Abarca’s approach thrives in Oxford’s liberal arts education environment. He explains, “Dance and movement are so important in a campus like this because their [the students] lives are hard, at least their academic career is hard. And they're also grappling with the idea that they are now adults, and to be a happy, functioning adult, theoretically, part of the upkeep in practice in doing that is by moving your body to make yourself feel well when you don't or when you're tired to give you energy.”  This experience provides a sense of community where students can bring their full selves to any space on campus and let go of the pressures that they may be putting on themselves in the traditional classroom setting. It's on the floor, surrounded by the mirrors, where they can let loose and move their bodies. 

 Oxford is a place where the boundaries between disciplines blurs. Here, students apply skills in a transferable way and integrate them into their academic journeys. While they may not use these skills all the time, they can look back on them as valuable references.  Abarca says, “It's the availability to explore something that they would normally explore to help them open their brains and minds up. And I love that they bring that into class as well.” He often finds students connecting the foundations and counts of movements they learned in his class to their math and science courses, recognizing rhythm in equations or structure within the scientific process. 

He hopes students remember, years from now, going deeper than the counts, combinations, and routines they have learned. In studying and becoming dancers, he tells them they aren’t just studying dance; they are studying life. Unlike many academic spaces, the studio invites failure. Students aren’t expected to come in knowing exactly how to do a pirouette or a body roll. But they are expected to learn the essentials of perseverance after a misstep, the courage to be vulnerable and to show their emotions through movement, and the willingness to have their peers and others watch them continue to try and not give up. 

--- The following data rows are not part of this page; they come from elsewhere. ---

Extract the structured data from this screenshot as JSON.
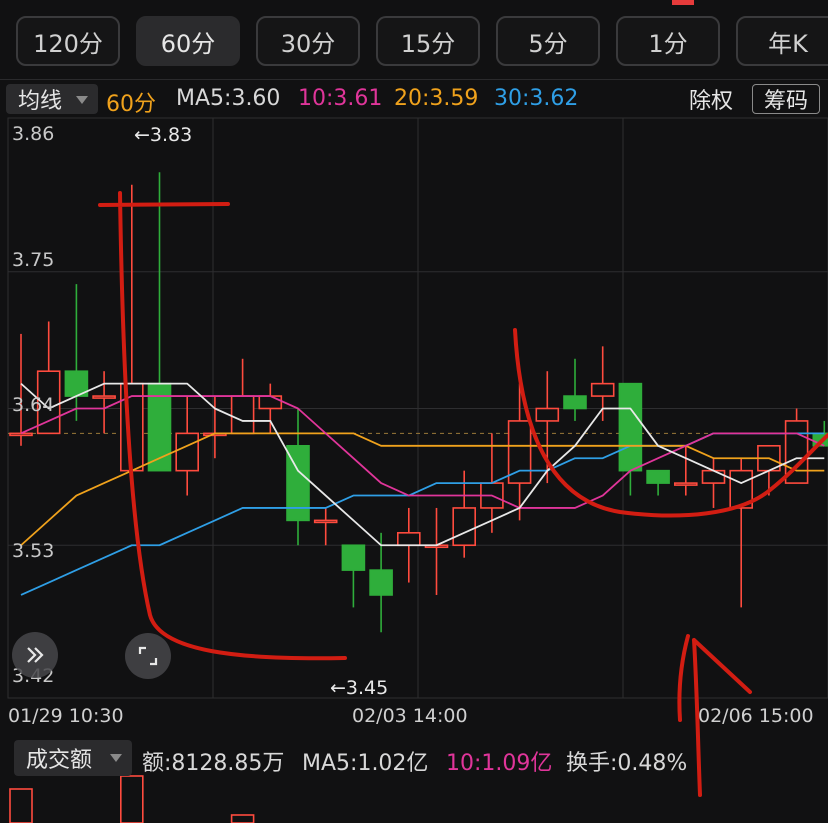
{
  "tabs": [
    "120分",
    "60分",
    "30分",
    "15分",
    "5分",
    "1分",
    "年K"
  ],
  "active_tab": "60分",
  "legend": {
    "selector": "均线",
    "period": "60分",
    "ma5": "MA5:3.60",
    "ma10": "10:3.61",
    "ma20": "20:3.59",
    "ma30": "30:3.62",
    "right_btn_1": "除权",
    "right_btn_2": "筹码"
  },
  "y_labels": [
    "3.86",
    "3.75",
    "3.64",
    "3.53",
    "3.42"
  ],
  "x_labels": [
    "01/29 10:30",
    "02/03 14:00",
    "02/06 15:00"
  ],
  "annotations": {
    "high": "←3.83",
    "low": "←3.45"
  },
  "volume_legend": {
    "selector": "成交额",
    "amount": "额:8128.85万",
    "ma5": "MA5:1.02亿",
    "ma10": "10:1.09亿",
    "turnover": "换手:0.48%"
  },
  "colors": {
    "up": "#ff4b3e",
    "down": "#2fae3b",
    "ma5": "#e8e8e8",
    "ma10": "#e0359a",
    "ma20": "#f0a21c",
    "ma30": "#2f9fe6",
    "drawing": "#d21d12",
    "period": "#f0a21c"
  },
  "icons": [
    "expand-double-chevron-icon",
    "fullscreen-corners-icon",
    "dropdown-caret-icon"
  ],
  "chart_data": {
    "type": "candlestick",
    "y_axis_ticks": [
      3.86,
      3.75,
      3.64,
      3.53,
      3.42
    ],
    "ylim": [
      3.42,
      3.86
    ],
    "last_price": 3.62,
    "high_marker": 3.83,
    "low_marker": 3.45,
    "candles": [
      {
        "o": 3.62,
        "c": 3.62,
        "h": 3.7,
        "l": 3.61
      },
      {
        "o": 3.62,
        "c": 3.67,
        "h": 3.71,
        "l": 3.62
      },
      {
        "o": 3.67,
        "c": 3.65,
        "h": 3.74,
        "l": 3.63
      },
      {
        "o": 3.65,
        "c": 3.65,
        "h": 3.67,
        "l": 3.62
      },
      {
        "o": 3.59,
        "c": 3.66,
        "h": 3.82,
        "l": 3.59
      },
      {
        "o": 3.66,
        "c": 3.59,
        "h": 3.83,
        "l": 3.59
      },
      {
        "o": 3.59,
        "c": 3.62,
        "h": 3.65,
        "l": 3.57
      },
      {
        "o": 3.62,
        "c": 3.62,
        "h": 3.65,
        "l": 3.6
      },
      {
        "o": 3.62,
        "c": 3.65,
        "h": 3.68,
        "l": 3.62
      },
      {
        "o": 3.64,
        "c": 3.65,
        "h": 3.66,
        "l": 3.62
      },
      {
        "o": 3.61,
        "c": 3.55,
        "h": 3.64,
        "l": 3.53
      },
      {
        "o": 3.55,
        "c": 3.55,
        "h": 3.56,
        "l": 3.53
      },
      {
        "o": 3.53,
        "c": 3.51,
        "h": 3.53,
        "l": 3.48
      },
      {
        "o": 3.51,
        "c": 3.49,
        "h": 3.54,
        "l": 3.46
      },
      {
        "o": 3.53,
        "c": 3.54,
        "h": 3.56,
        "l": 3.5
      },
      {
        "o": 3.53,
        "c": 3.53,
        "h": 3.56,
        "l": 3.49
      },
      {
        "o": 3.53,
        "c": 3.56,
        "h": 3.59,
        "l": 3.52
      },
      {
        "o": 3.56,
        "c": 3.58,
        "h": 3.62,
        "l": 3.54
      },
      {
        "o": 3.58,
        "c": 3.63,
        "h": 3.66,
        "l": 3.55
      },
      {
        "o": 3.63,
        "c": 3.64,
        "h": 3.67,
        "l": 3.58
      },
      {
        "o": 3.65,
        "c": 3.64,
        "h": 3.68,
        "l": 3.63
      },
      {
        "o": 3.65,
        "c": 3.66,
        "h": 3.69,
        "l": 3.63
      },
      {
        "o": 3.66,
        "c": 3.59,
        "h": 3.66,
        "l": 3.57
      },
      {
        "o": 3.59,
        "c": 3.58,
        "h": 3.59,
        "l": 3.57
      },
      {
        "o": 3.58,
        "c": 3.58,
        "h": 3.61,
        "l": 3.57
      },
      {
        "o": 3.58,
        "c": 3.59,
        "h": 3.6,
        "l": 3.56
      },
      {
        "o": 3.56,
        "c": 3.59,
        "h": 3.6,
        "l": 3.48
      },
      {
        "o": 3.59,
        "c": 3.61,
        "h": 3.61,
        "l": 3.57
      },
      {
        "o": 3.58,
        "c": 3.63,
        "h": 3.64,
        "l": 3.58
      },
      {
        "o": 3.62,
        "c": 3.61,
        "h": 3.63,
        "l": 3.61
      }
    ],
    "ma5": [
      3.66,
      3.64,
      3.65,
      3.66,
      3.66,
      3.66,
      3.66,
      3.64,
      3.63,
      3.63,
      3.59,
      3.57,
      3.55,
      3.53,
      3.53,
      3.53,
      3.54,
      3.55,
      3.56,
      3.59,
      3.61,
      3.64,
      3.64,
      3.61,
      3.6,
      3.59,
      3.58,
      3.59,
      3.6,
      3.6
    ],
    "ma10": [
      3.62,
      3.63,
      3.64,
      3.64,
      3.65,
      3.65,
      3.65,
      3.65,
      3.65,
      3.65,
      3.64,
      3.62,
      3.6,
      3.58,
      3.57,
      3.57,
      3.57,
      3.57,
      3.56,
      3.56,
      3.56,
      3.57,
      3.59,
      3.6,
      3.61,
      3.62,
      3.62,
      3.62,
      3.62,
      3.61
    ],
    "ma20": [
      3.53,
      3.55,
      3.57,
      3.58,
      3.59,
      3.6,
      3.61,
      3.62,
      3.62,
      3.62,
      3.62,
      3.62,
      3.62,
      3.61,
      3.61,
      3.61,
      3.61,
      3.61,
      3.61,
      3.61,
      3.61,
      3.61,
      3.61,
      3.61,
      3.61,
      3.6,
      3.6,
      3.6,
      3.59,
      3.59
    ],
    "ma30": [
      3.49,
      3.5,
      3.51,
      3.52,
      3.53,
      3.53,
      3.54,
      3.55,
      3.56,
      3.56,
      3.56,
      3.56,
      3.57,
      3.57,
      3.57,
      3.58,
      3.58,
      3.58,
      3.59,
      3.59,
      3.6,
      3.6,
      3.61,
      3.61,
      3.61,
      3.62,
      3.62,
      3.62,
      3.62,
      3.62
    ],
    "volume_up": [
      true,
      true,
      false,
      true,
      true,
      false,
      true,
      true,
      true,
      true,
      false,
      true,
      false,
      false,
      true,
      true,
      true,
      true,
      true,
      true,
      true,
      true,
      false,
      false,
      true,
      true,
      true,
      true,
      true,
      false
    ]
  }
}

In Abarca’s course, students are pushed to battle their inner critic in a room lined with mirrors, where they must resist the instinct to cave to self-doubt and ignore the voice that tears them down. The growth that they learn in his class requires discomfort, allowing them to step out of their shells. He says, “People don't want to fail, but to grow, you’ve got to go through some things.” This is the point of it all. 

After nearly a decade at Oxford, seeing students grow as dancers and movers, what keeps Abarca returning to the studio is his students. He admits adulthood is a lot and can be heavy at times, with ups and downs life throws your way.

"When I go into the studio with students, the outside world doesn't matter. There is no doomscrolling or obsessing over the news. I am also helping young people find their way into themselves, literally into their own bodies, and to help them learn how to turn the various volume knobs up or down in their brains.”

Alejandro Abarca, Assistant Teaching Professor of Dance

In those four walls of the dance studio, for Abarca, dance becomes more than an art form or an elective. It becomes a meeting point between disciplines, mind and body, and between who students are and who they are becoming, the essence of an Oxford education.